Deux ans après le monolithe de noirceur qu'était Kerygma, Verset Zero est de retour avec un nouvel album découpé en trois actes de trois morceaux, Phantasma. Faut-il voir dans sa récente collaboration avec Ho99o9 ainsi que dans la présence d'invités aussi prestigieux que Perturbator ou Ivar Nikolaisen de Kvelertak un signe d'ouverture du côté de Verset Zero ? Plus vraisemblablement, on préfère y voir là les preuves que sa musique commence à attirer l'attention qu'elle mérite car avec Phantasma, une fois encore, la traversée n'est pas de tout repos.

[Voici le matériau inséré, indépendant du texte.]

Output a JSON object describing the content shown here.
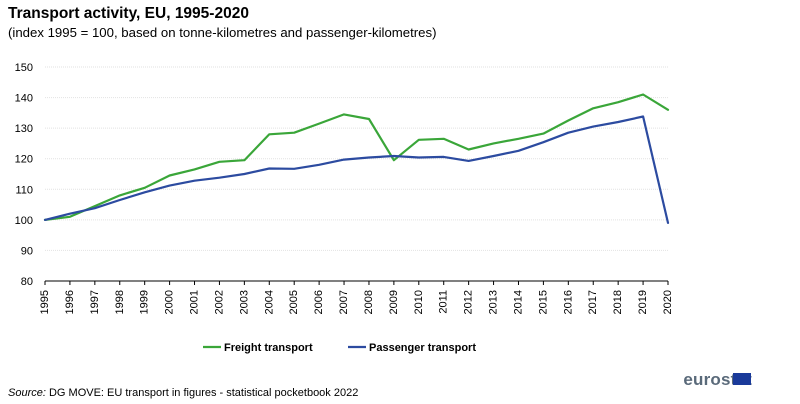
{
  "chart_data": {
    "type": "line",
    "title": "Transport activity, EU, 1995-2020",
    "subtitle": "(index 1995 = 100, based on tonne-kilometres and passenger-kilometres)",
    "x": [
      "1995",
      "1996",
      "1997",
      "1998",
      "1999",
      "2000",
      "2001",
      "2002",
      "2003",
      "2004",
      "2005",
      "2006",
      "2007",
      "2008",
      "2009",
      "2010",
      "2011",
      "2012",
      "2013",
      "2014",
      "2015",
      "2016",
      "2017",
      "2018",
      "2019",
      "2020"
    ],
    "ylim": [
      80,
      150
    ],
    "yticks": [
      80,
      90,
      100,
      110,
      120,
      130,
      140,
      150
    ],
    "grid": "horizontal",
    "legend_position": "bottom",
    "series": [
      {
        "name": "Freight transport",
        "color": "#3aa639",
        "values": [
          100,
          101,
          104.5,
          108,
          110.5,
          114.5,
          116.5,
          119,
          119.5,
          128,
          128.5,
          131.5,
          134.5,
          133,
          119.5,
          126.2,
          126.5,
          123,
          125,
          126.5,
          128.2,
          132.5,
          136.5,
          138.5,
          141,
          136
        ]
      },
      {
        "name": "Passenger transport",
        "color": "#2c4ba0",
        "values": [
          100,
          102,
          103.8,
          106.5,
          109,
          111.2,
          112.8,
          113.8,
          115,
          116.8,
          116.7,
          118,
          119.7,
          120.4,
          120.9,
          120.4,
          120.6,
          119.3,
          120.9,
          122.6,
          125.4,
          128.5,
          130.5,
          132,
          133.8,
          99
        ]
      }
    ]
  },
  "source": {
    "label": "Source:",
    "text": " DG MOVE: EU transport in figures - statistical pocketbook 2022"
  },
  "logo": {
    "text": "eurostat",
    "flag_color": "#1a3a9a"
  }
}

Il y a une évolution frappante avec ce nouvel album : les beats hypnotiques ont disparu pour laisser la place à une approche plus étouffante et menaçante et un brouillard synthétique anxiogène écrasant. Le rythme est lent, les guitares s'extirpent de la brume épaisse pour apporter à cette atmosphère funèbre un supplément de texture... Verset Zero lorgne désormais du côté du funeral doom teinté de dark ambient et sa musique prend la saveur putride d'un destin funeste à la lourdeur théâtrale (non, vous n'allez pas danser). Avec les cris écorchés d'Ivar Nioklaisen et ses guitares machinales sans pitié, L'Esprit Noir pose l'ambiance de Phantasma : macabre et incantatoire, ne laissant que bien peu de place à nous, pauvres humains. Quand le rythme s'accélère, la menace se mue alors en panique. Non, on ne va vraiment pas danser.
L'auditeur respire peu, qu'il soit noyé dans les ténèbres hallucinées de L'Omniscient Désabusé et sa lenteur terrifiante, broyé par les riffs implacables de Les Âges Funestes ou saisi par un dernier acte qui embrasse plus ouvertement ses influences black metal (L'Hydre Éternelle, poisseuse et malsaine). Verset Zero saisit toute la noirceur des musiques extrêmes et leur opacité pour l'injecter à ses machines, glaciales. Perdu dans cet univers sonore infernal dont chaque instant sonne comme une condamnation à mort, l'auditeur s'accroche aux rares bouffées d'oxygène qu'il peut trouver, comme les nappes de synthé futuristes de Perturbator sur Les Horizons Mélancoliques (qui reste dans l'humeur boudeuse de Lustful Sacraments, rassurez-vous, ce n'est pas non plus là qu'on va se dandiner), qui apportent une touche de poésie plus éthérée aux funérailles et une bonne dose de contemplation cosmique, ou à l'orgue de L’Éveil et son passage au troisième Acte dans une ambiance de terreur sacrée.
De ce mélange indus / metal extrême / doom / dark ambient / ritual ressort une impression monumentale et mystique : Phantasma est une errance cauchemardesque intimidante. En mélangeant les genres, Verset Zero évoque en vrac Author & Punisher, Trepaneringsritualen ou Blut Aus Nord mais aussi le black metal crasseux des années 90. Phantasma est un album impitoyable, aux ténèbres abyssales et, égaré au cœur de ce labyrinthe funéraire, on se sent perpétuellement insignifiant. Cela n'empêche pas d'être également sidéré par la beauté majestueuse qui s'en dégage.